A Blog by Jonathan Low

 

Aug 23, 2016

Are Brands Optimizing Their Marketing To Death?

Yes, there can be too much of a good thing, even - or perhaps, especially - across channels, platforms and media. JL

Jack Neff reports in Advertising Age:

Key trends in marketing efficiency present a recipe for diminishing media returns by increasing the risk of pummeling the same consumers too often with the same message. The problem isn't entirely narrowness of the targeting. It's also too much spending on media relative to creative. More targeted media need multiple creative approaches to avoid wear-out, particularly if they need to keep their brands top of mind in categories with short purchase cycles.
Data has been hailed as marketing's holy grail for decades, a means to pinpoint even the smallest of audiences and efficiently deliver a message to those most likely to buy. But the news last week that Procter & Gamble is scaling back targeted Facebook ads -- though not Facebook ads overall -- raises a question over whether marketers might be optimizing marketing to death.
Key trends in marketing efficiency present a veritable recipe for diminishing media returns by increasing the risk of pummeling the same consumers too often with the same message. Major marketers have been looking to cut so-called nonworking creative costs by making fewer ads, using the savings to buy more media, targeting those media buys to heavy buyers and increasing spending on mobile to reach them.
But that cycle can burn out buyers.
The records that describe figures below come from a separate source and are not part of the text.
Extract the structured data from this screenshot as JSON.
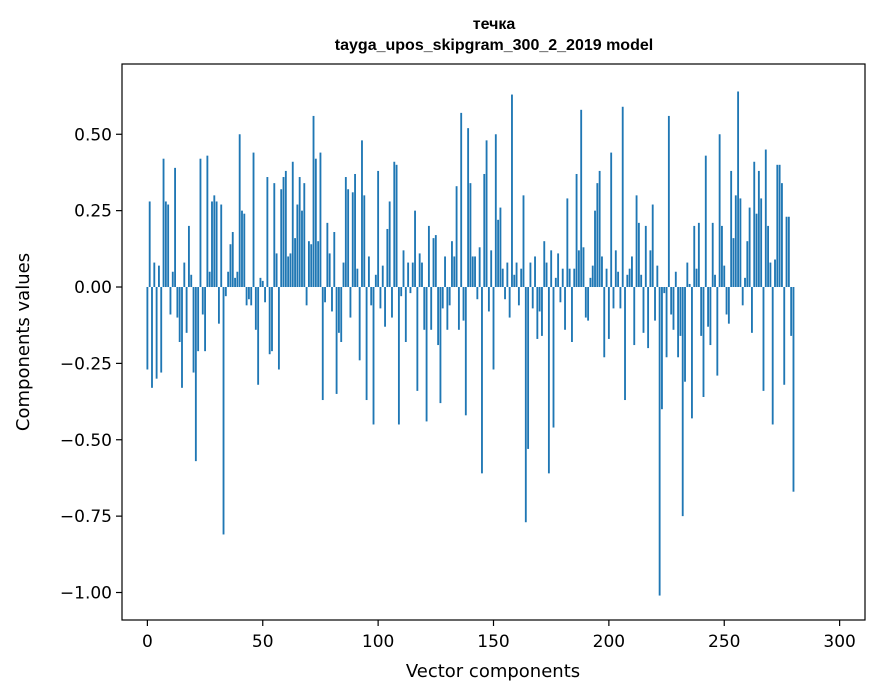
{
  "chart_data": {
    "type": "bar",
    "title": "течка",
    "subtitle": "tayga_upos_skipgram_300_2_2019 model",
    "xlabel": "Vector components",
    "ylabel": "Components values",
    "xlim": [
      -11,
      311
    ],
    "ylim": [
      -1.09,
      0.73
    ],
    "xticks": [
      0,
      50,
      100,
      150,
      200,
      250,
      300
    ],
    "xtick_labels": [
      "0",
      "50",
      "100",
      "150",
      "200",
      "250",
      "300"
    ],
    "yticks": [
      0.5,
      0.25,
      0.0,
      -0.25,
      -0.5,
      -0.75,
      -1.0
    ],
    "ytick_labels": [
      "0.50",
      "0.25",
      "0.00",
      "−0.25",
      "−0.50",
      "−0.75",
      "−1.00"
    ],
    "grid": false,
    "bar_color": "#1f77b4",
    "x_start": 0,
    "values": [
      -0.27,
      0.28,
      -0.33,
      0.08,
      -0.3,
      0.07,
      -0.28,
      0.42,
      0.28,
      0.27,
      -0.09,
      0.05,
      0.39,
      -0.1,
      -0.18,
      -0.33,
      0.08,
      -0.15,
      0.2,
      0.04,
      -0.28,
      -0.57,
      -0.21,
      0.42,
      -0.09,
      -0.21,
      0.43,
      0.05,
      0.28,
      0.3,
      0.28,
      -0.12,
      0.27,
      -0.81,
      -0.03,
      0.05,
      0.14,
      0.18,
      0.03,
      0.05,
      0.5,
      0.25,
      0.24,
      -0.06,
      -0.04,
      -0.06,
      0.44,
      -0.14,
      -0.32,
      0.03,
      0.02,
      -0.05,
      0.36,
      -0.22,
      -0.21,
      0.34,
      0.11,
      -0.27,
      0.32,
      0.36,
      0.38,
      0.1,
      0.11,
      0.41,
      0.16,
      0.27,
      0.36,
      0.25,
      0.34,
      -0.06,
      0.15,
      0.14,
      0.56,
      0.42,
      0.15,
      0.44,
      -0.37,
      -0.05,
      0.21,
      0.11,
      -0.08,
      0.18,
      -0.35,
      -0.15,
      -0.18,
      0.08,
      0.36,
      0.32,
      -0.1,
      0.31,
      0.37,
      0.06,
      -0.24,
      0.48,
      0.3,
      -0.37,
      0.1,
      -0.06,
      -0.45,
      0.04,
      0.38,
      -0.07,
      0.07,
      -0.13,
      0.19,
      0.28,
      -0.1,
      0.41,
      0.4,
      -0.45,
      -0.03,
      0.12,
      -0.18,
      0.08,
      -0.02,
      0.08,
      0.25,
      -0.34,
      0.11,
      0.08,
      -0.14,
      -0.44,
      0.2,
      -0.14,
      0.16,
      0.17,
      -0.19,
      -0.38,
      -0.07,
      0.1,
      -0.14,
      -0.06,
      0.15,
      0.1,
      0.33,
      -0.14,
      0.57,
      -0.11,
      -0.42,
      0.52,
      0.34,
      0.1,
      0.1,
      -0.04,
      0.13,
      -0.61,
      0.37,
      0.48,
      -0.08,
      0.12,
      -0.27,
      0.5,
      0.22,
      0.26,
      0.06,
      -0.04,
      0.08,
      -0.1,
      0.63,
      0.04,
      0.08,
      -0.06,
      0.06,
      0.3,
      -0.77,
      -0.53,
      0.08,
      -0.07,
      0.1,
      -0.17,
      -0.08,
      -0.16,
      0.15,
      0.08,
      -0.61,
      0.12,
      -0.46,
      0.03,
      0.11,
      -0.05,
      0.06,
      -0.14,
      0.29,
      0.06,
      -0.18,
      0.06,
      0.37,
      0.12,
      0.58,
      0.13,
      -0.1,
      -0.11,
      0.03,
      0.07,
      0.25,
      0.34,
      0.38,
      0.1,
      -0.23,
      0.06,
      -0.17,
      0.44,
      -0.07,
      0.12,
      0.05,
      -0.07,
      0.59,
      -0.37,
      0.04,
      0.06,
      0.1,
      -0.19,
      0.3,
      0.21,
      0.04,
      -0.15,
      0.2,
      -0.2,
      0.12,
      0.27,
      -0.11,
      0.07,
      -1.01,
      -0.4,
      -0.02,
      -0.23,
      0.56,
      -0.09,
      -0.14,
      0.05,
      -0.23,
      -0.16,
      -0.75,
      -0.31,
      0.08,
      0.01,
      -0.43,
      0.2,
      0.06,
      0.21,
      -0.16,
      -0.36,
      0.43,
      -0.13,
      -0.19,
      0.21,
      0.04,
      -0.29,
      0.5,
      0.2,
      0.07,
      -0.09,
      -0.12,
      0.38,
      0.16,
      0.3,
      0.64,
      0.29,
      -0.06,
      0.03,
      0.15,
      0.26,
      -0.15,
      0.41,
      0.24,
      0.38,
      0.29,
      -0.34,
      0.45,
      0.2,
      0.08,
      -0.45,
      0.09,
      0.4,
      0.4,
      0.34,
      -0.32,
      0.23,
      0.23,
      -0.16,
      -0.67
    ]
  }
}
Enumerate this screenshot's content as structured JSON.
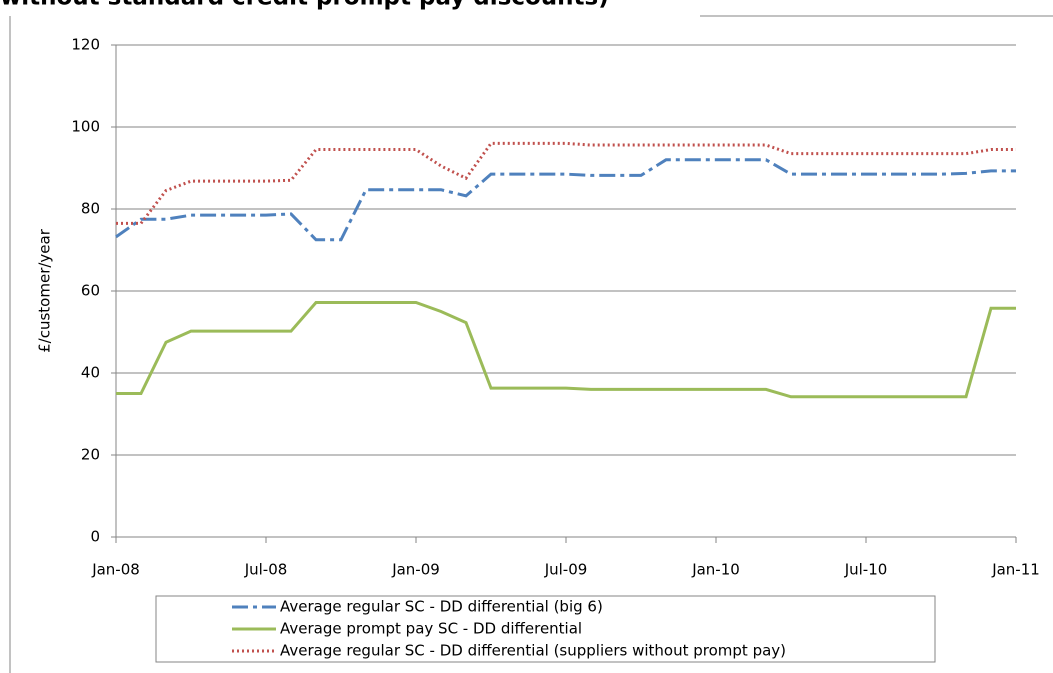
{
  "chart_data": {
    "type": "line",
    "title": "without standard credit prompt pay discounts)",
    "y_label": "£/customer/year",
    "categories": [
      "Jan-08",
      null,
      null,
      null,
      null,
      null,
      "Jul-08",
      null,
      null,
      null,
      null,
      null,
      "Jan-09",
      null,
      null,
      null,
      null,
      null,
      "Jul-09",
      null,
      null,
      null,
      null,
      null,
      "Jan-10",
      null,
      null,
      null,
      null,
      null,
      "Jul-10",
      null,
      null,
      null,
      null,
      null,
      "Jan-11"
    ],
    "series": [
      {
        "name": "Average regular SC - DD differential (big 6)",
        "color": "#4f81bd",
        "dash": "dash-dot",
        "values": [
          73.2,
          77.5,
          77.5,
          78.5,
          78.5,
          78.5,
          78.5,
          78.8,
          72.5,
          72.5,
          84.7,
          84.7,
          84.7,
          84.7,
          83.2,
          88.5,
          88.5,
          88.5,
          88.5,
          88.2,
          88.2,
          88.2,
          92,
          92,
          92,
          92,
          92,
          88.5,
          88.5,
          88.5,
          88.5,
          88.5,
          88.5,
          88.5,
          88.7,
          89.3,
          89.3
        ]
      },
      {
        "name": "Average prompt pay SC - DD differential",
        "color": "#9bbb59",
        "dash": "solid",
        "values": [
          35,
          35,
          47.5,
          50.2,
          50.2,
          50.2,
          50.2,
          50.2,
          57.2,
          57.2,
          57.2,
          57.2,
          57.2,
          55,
          52.3,
          36.3,
          36.3,
          36.3,
          36.3,
          36,
          36,
          36,
          36,
          36,
          36,
          36,
          36,
          34.2,
          34.2,
          34.2,
          34.2,
          34.2,
          34.2,
          34.2,
          34.2,
          55.8,
          55.8
        ]
      },
      {
        "name": "Average regular SC - DD differential (suppliers without prompt pay)",
        "color": "#c0504d",
        "dash": "dotted",
        "values": [
          76.5,
          76.5,
          84.5,
          86.8,
          86.8,
          86.8,
          86.8,
          87,
          94.5,
          94.5,
          94.5,
          94.5,
          94.5,
          90.5,
          87.5,
          96,
          96,
          96,
          96,
          95.6,
          95.6,
          95.6,
          95.6,
          95.6,
          95.6,
          95.6,
          95.6,
          93.5,
          93.5,
          93.5,
          93.5,
          93.5,
          93.5,
          93.5,
          93.5,
          94.5,
          94.5
        ]
      }
    ],
    "ylim": [
      0,
      120
    ],
    "yticks": [
      0,
      20,
      40,
      60,
      80,
      100,
      120
    ],
    "grid": true,
    "legend": "bottom"
  }
}
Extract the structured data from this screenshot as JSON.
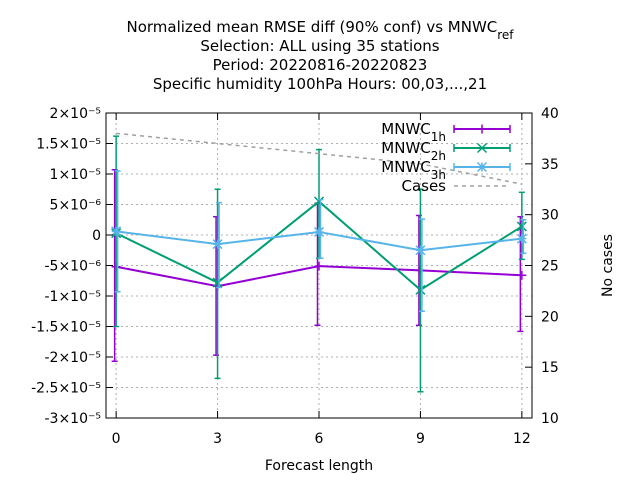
{
  "chart_data": {
    "type": "line",
    "title_lines": [
      "Normalized mean RMSE diff (90% conf) vs MNWC_ref",
      "Selection: ALL using    35 stations",
      "Period: 20220816-20220823",
      "Specific humidity 100hPa   Hours:  00,03,...,21"
    ],
    "xlabel": "Forecast length",
    "y2label": "No cases",
    "x": [
      0,
      3,
      6,
      9,
      12
    ],
    "xlim": [
      -0.3,
      12.3
    ],
    "ylim": [
      -3e-05,
      2e-05
    ],
    "y2lim": [
      10,
      40
    ],
    "xticks": [
      "0",
      "3",
      "6",
      "9",
      "12"
    ],
    "yticks": [
      "2×10⁻⁵",
      "1.5×10⁻⁵",
      "1×10⁻⁵",
      "5×10⁻⁶",
      "0",
      "-5×10⁻⁶",
      "-1×10⁻⁵",
      "-1.5×10⁻⁵",
      "-2×10⁻⁵",
      "-2.5×10⁻⁵",
      "-3×10⁻⁵"
    ],
    "ytick_values": [
      2e-05,
      1.5e-05,
      1e-05,
      5e-06,
      0,
      -5e-06,
      -1e-05,
      -1.5e-05,
      -2e-05,
      -2.5e-05,
      -3e-05
    ],
    "y2ticks": [
      "40",
      "35",
      "30",
      "25",
      "20",
      "15",
      "10"
    ],
    "y2tick_values": [
      40,
      35,
      30,
      25,
      20,
      15,
      10
    ],
    "grid": true,
    "legend_position": "top-right",
    "series": [
      {
        "name": "MNWC_1h",
        "color": "#9400d3",
        "marker": "plus",
        "values": [
          -5.2e-06,
          -8.4e-06,
          -5.1e-06,
          -5.8e-06,
          -6.6e-06
        ],
        "err_low": [
          -2.07e-05,
          -1.97e-05,
          -1.48e-05,
          -1.48e-05,
          -1.58e-05
        ],
        "err_high": [
          1.07e-05,
          3e-06,
          5.2e-06,
          3.2e-06,
          3e-06
        ]
      },
      {
        "name": "MNWC_2h",
        "color": "#009e73",
        "marker": "x",
        "values": [
          3e-07,
          -7.8e-06,
          5.5e-06,
          -9e-06,
          1.4e-06
        ],
        "err_low": [
          -1.5e-05,
          -2.35e-05,
          -3.8e-06,
          -2.57e-05,
          -4e-06
        ],
        "err_high": [
          1.62e-05,
          7.5e-06,
          1.4e-05,
          7.5e-06,
          7e-06
        ]
      },
      {
        "name": "MNWC_3h",
        "color": "#56b4e9",
        "marker": "star",
        "values": [
          6e-07,
          -1.5e-06,
          5e-07,
          -2.5e-06,
          -6e-07
        ],
        "err_low": [
          -9.3e-06,
          -8.6e-06,
          -3.8e-06,
          -1.25e-05,
          -3e-06
        ],
        "err_high": [
          1.05e-05,
          5.3e-06,
          5.8e-06,
          2.6e-06,
          2.5e-06
        ]
      },
      {
        "name": "Cases",
        "color": "#a0a0a0",
        "axis": "y2",
        "dashed": true,
        "values": [
          38,
          37,
          36,
          35,
          33
        ]
      }
    ]
  }
}
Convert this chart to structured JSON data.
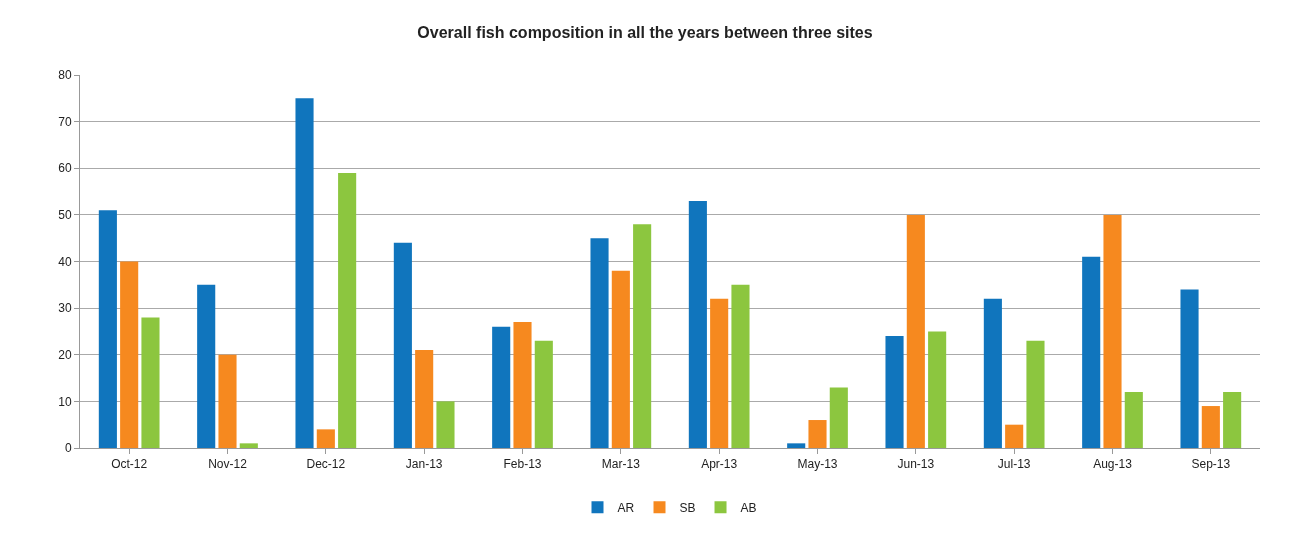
{
  "chart_data": {
    "type": "bar",
    "title": "Overall fish composition in all the years between three sites",
    "categories": [
      "Oct-12",
      "Nov-12",
      "Dec-12",
      "Jan-13",
      "Feb-13",
      "Mar-13",
      "Apr-13",
      "May-13",
      "Jun-13",
      "Jul-13",
      "Aug-13",
      "Sep-13"
    ],
    "series": [
      {
        "name": "AR",
        "color": "#1075bd",
        "values": [
          51,
          35,
          75,
          44,
          26,
          45,
          53,
          1,
          24,
          32,
          41,
          34
        ]
      },
      {
        "name": "SB",
        "color": "#f6891f",
        "values": [
          40,
          20,
          4,
          21,
          27,
          38,
          32,
          6,
          50,
          5,
          50,
          9
        ]
      },
      {
        "name": "AB",
        "color": "#8cc63f",
        "values": [
          28,
          1,
          59,
          10,
          23,
          48,
          35,
          13,
          25,
          23,
          12,
          12
        ]
      }
    ],
    "ylim": [
      0,
      80
    ],
    "yticks": [
      0,
      10,
      20,
      30,
      40,
      50,
      60,
      70,
      80
    ],
    "grid": "y",
    "legend": "bottom"
  }
}
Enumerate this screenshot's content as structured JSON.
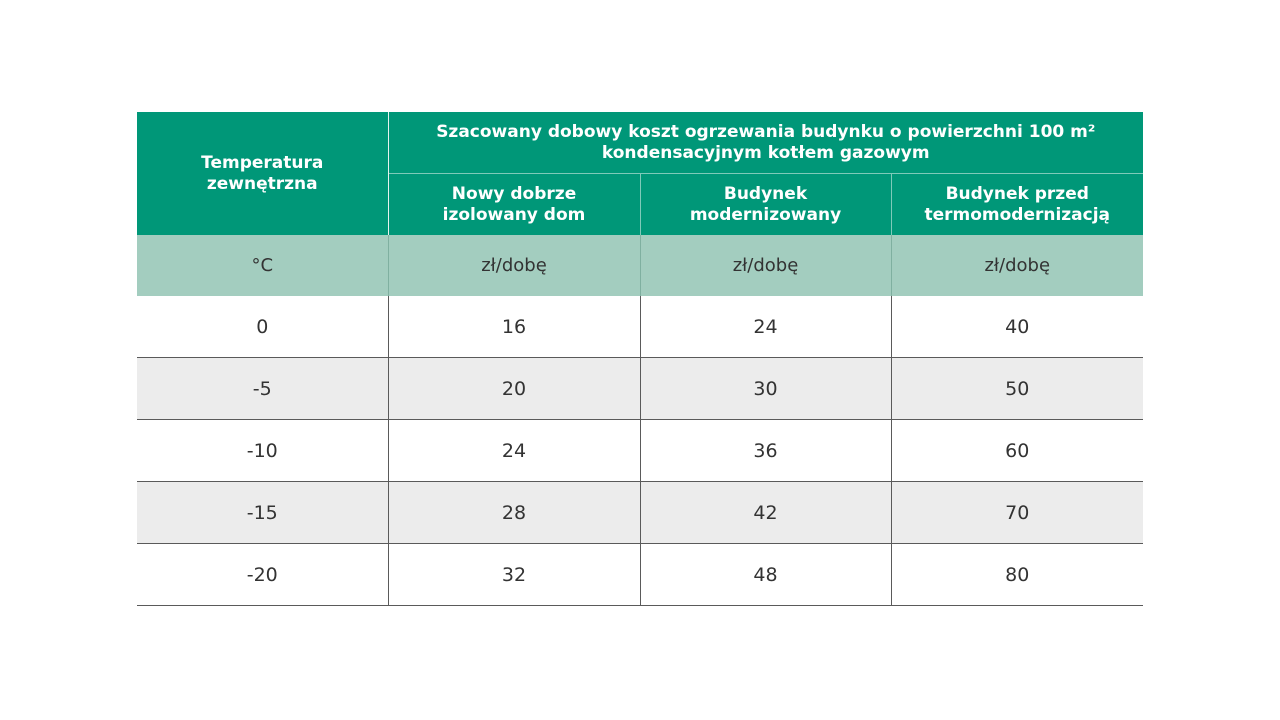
{
  "table": {
    "corner_header": "Temperatura zewnętrzna",
    "group_header": "Szacowany dobowy koszt ogrzewania budynku o powierzchni 100 m² kondensacyjnym kotłem gazowym",
    "col_headers": [
      "Nowy dobrze izolowany dom",
      "Budynek modernizowany",
      "Budynek przed termomodernizacją"
    ],
    "units": [
      "°C",
      "zł/dobę",
      "zł/dobę",
      "zł/dobę"
    ],
    "rows": [
      [
        "0",
        "16",
        "24",
        "40"
      ],
      [
        "-5",
        "20",
        "30",
        "50"
      ],
      [
        "-10",
        "24",
        "36",
        "60"
      ],
      [
        "-15",
        "28",
        "42",
        "70"
      ],
      [
        "-20",
        "32",
        "48",
        "80"
      ]
    ]
  },
  "colors": {
    "header_green": "#009778",
    "units_green": "#a3cdbf",
    "stripe_gray": "#ececec"
  }
}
Though it wasn't looking at Facebook, an Advertising Research Foundation study released earlier this year found that once a digital banner ad reaches the same person 40 times or more in a month, sales actually decline. The value of each additional impression starts to decline well before entering that negative territory, of course. This overkill actually rendered about a quarter of the viewable impressions in the study entirely worthless or counterproductive.
Similarly, several brand studies by analytics firm Marketing Evolution, which has worked for the Mobile Marketing Association, have found returns from mobile advertising tend to maximize at lower-dollar outlays than for other less-fragmented, higher-cost and higher-reach media such as TV. That's not necessarily a bad thing: Marketing Evolution CEO Rex Briggs said it happens because mobile ads tend to reach their targets more often and at lower cost, hence they hit the "wear-out" factor faster.
It's often cheaper to reach that level of overkill on mobile and digital media, but it's not impossible to do it on TV, either, with narrowly focused cable TV or other low-rated buys that can end up serving lots of impressions to the same people.
The problem isn't entirely the narrowness of the targeting. It's also too much spending on media relative to creative. Brands using more targeted media need multiple ads and creative approaches to avoid wear-out or advance a storyline, particularly if they value frequency of impressions or need to keep their brands top of mind in product categories with short purchase cycles, said Mr. Briggs."There's a dilemma for certain brands, where they have been so disciplined around a common core message and benefit," said Mr. Briggs. "If you're providing the exact same message all the time, then the value of targeting is dramatically diminished."
Rather than repeating the same messages, he said, marketers need to "sequence the messages so they build on one another. That is often more successful, but it comes with more creative costs, what the traditional marketer would call nonworking media."
Leslie Wood, chief research officer of Nielsen Catalina Solutions, which measures the sale impact of ads by matching Nielsen audience panels with Catalina shopper-card data, said that from a pure efficiency standpoint, brands generally get the highest returns by targeting ads to their heaviest buyers. But if they stop there, they have trouble building their brands, because they also need to reach out to category buyers who are buying rival brands.
Mr. Briggs acknowledged there may be cases where increased cost both of the targeting and the added creative may not pay off, and it may make sense to accept reaching more people outside the primary target because it costs less and still delivers acceptable impact.
"Maybe 85% of your sales come from women ages 25 to 54," he said. "But the other 15% come from men." It makes sense for marketers to plan around "concentric circles," and once they've inundated their core target, spend perhaps less efficiently to reach a broader audience that still contains potential brand buyers, he said.